Article Text
Abstract
During WWII, the US Air Force had an issue – pilots kept crashing planes. Actually, one particular plane – the B-17 ‘Flying Fortress’ bomber. Inexplicably pilots were returning safely from successful missions, before suddenly driving the plane into the tarmac with its wheels still retracted, scraping along the runway before exploding into flames.
As no fault was found with the planes, it was decided the problem was the pilots. So the military took the usual approach: more pilot training, more checklists, more reprimands, and finally pilots were dismissed. But nothing changed: over a 22-month period 457 Flying Fortresses crashed after landing.
Exasperated, top brass hired a psychologist to work out what was wrong with the pilots. Instead, he did something no-one else had – he got into the cockpit. What he saw led to a simple solution that not only fixed the issue of Flying Fortresses being destroyed on the runway, but was also the beginning of the change in aviation from a ‘blame culture’ to a ‘just culture’.
In medicine, although we are beginning to learn some of the lessons of aviation we still often come from a position of questioning how to get people to do the right thing, rather than looking at the systems that both make it more difficult to do the right thing, and subtly support them in doing the wrong thing.
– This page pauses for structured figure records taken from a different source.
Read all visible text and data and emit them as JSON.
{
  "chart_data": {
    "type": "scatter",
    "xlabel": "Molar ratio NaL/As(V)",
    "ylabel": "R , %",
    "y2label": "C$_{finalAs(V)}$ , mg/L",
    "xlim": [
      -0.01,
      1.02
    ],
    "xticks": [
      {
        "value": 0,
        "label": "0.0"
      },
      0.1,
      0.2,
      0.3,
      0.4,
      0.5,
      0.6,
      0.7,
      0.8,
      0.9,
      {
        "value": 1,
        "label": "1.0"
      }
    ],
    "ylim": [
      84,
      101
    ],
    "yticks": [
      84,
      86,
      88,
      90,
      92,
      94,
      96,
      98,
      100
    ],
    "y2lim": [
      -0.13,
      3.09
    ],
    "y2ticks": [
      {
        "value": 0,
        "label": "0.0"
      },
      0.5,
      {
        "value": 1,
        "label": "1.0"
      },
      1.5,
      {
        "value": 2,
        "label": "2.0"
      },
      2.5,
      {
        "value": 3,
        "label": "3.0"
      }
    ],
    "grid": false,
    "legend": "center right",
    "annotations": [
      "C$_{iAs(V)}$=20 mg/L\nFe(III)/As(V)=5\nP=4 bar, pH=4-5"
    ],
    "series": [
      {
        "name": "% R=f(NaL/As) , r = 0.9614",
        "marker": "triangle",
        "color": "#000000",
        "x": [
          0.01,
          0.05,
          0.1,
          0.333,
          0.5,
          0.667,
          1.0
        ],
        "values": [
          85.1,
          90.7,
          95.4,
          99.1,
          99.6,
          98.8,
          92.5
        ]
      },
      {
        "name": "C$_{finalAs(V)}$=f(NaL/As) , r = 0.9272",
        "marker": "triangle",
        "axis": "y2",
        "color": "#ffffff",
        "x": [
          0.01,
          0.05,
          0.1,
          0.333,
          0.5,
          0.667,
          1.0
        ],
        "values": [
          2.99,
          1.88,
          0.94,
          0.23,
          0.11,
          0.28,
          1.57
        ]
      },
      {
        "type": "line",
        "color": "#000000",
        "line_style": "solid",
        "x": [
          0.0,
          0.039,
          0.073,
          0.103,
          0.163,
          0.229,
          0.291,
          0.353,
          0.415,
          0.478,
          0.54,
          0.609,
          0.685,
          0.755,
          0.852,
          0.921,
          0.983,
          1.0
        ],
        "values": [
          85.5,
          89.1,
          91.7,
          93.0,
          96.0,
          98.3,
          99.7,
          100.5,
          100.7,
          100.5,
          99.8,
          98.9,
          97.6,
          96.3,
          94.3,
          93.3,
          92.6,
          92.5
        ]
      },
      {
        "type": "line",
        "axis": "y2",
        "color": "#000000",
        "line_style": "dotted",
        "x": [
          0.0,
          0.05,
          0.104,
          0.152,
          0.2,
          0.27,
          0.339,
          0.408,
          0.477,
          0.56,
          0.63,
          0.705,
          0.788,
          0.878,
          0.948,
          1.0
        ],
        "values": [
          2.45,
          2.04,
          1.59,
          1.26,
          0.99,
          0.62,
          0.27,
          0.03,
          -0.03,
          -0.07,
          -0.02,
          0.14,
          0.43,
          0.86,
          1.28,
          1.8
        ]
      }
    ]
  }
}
In looking at the question of overdiagnosis, we may still be falling into this trap.
Overdiagnosis often starts with the basics – blood tests and other investigations. Patients have more of these tests in the hospital setting than at any other time, and these are typically ordered by the most junior doctor on the team with little to no direct senior doctor oversight. Additionally, during the time when newly minted doctors first hit the hospitals, they are suddenly overwhelmed navigating all the things medical school can’t teach – complex IT systems, navigating the rigors of shift work, managing mountains of paperwork, all while they desperately try not to look stupid, mess something up, or kill a patient.
We know junior doctors are overwhelmed and burning out at high rates, with reports of 50% of junior doctors being burned out halfway through their first year. And these just happen to be the doctors ordering the bulk of these initial blood tests and investigations. So how do they manage?
Not surprisingly, they look for shortcuts: ways to make it easier and manage the cognitive overload, including things like ordering a panel of tests with one click. And when you have no time, are cognitively overloaded, and have a panel you can order with one click, you are going to just click.
So perhaps rather than looking at more education and more checklists, we should be considering how we can support our most vulnerable doctors to be able to take the time needed to apply the critical thought processes that will result in less testing. And as with the Flying Fortresses, we might then start to see some meaningful changes.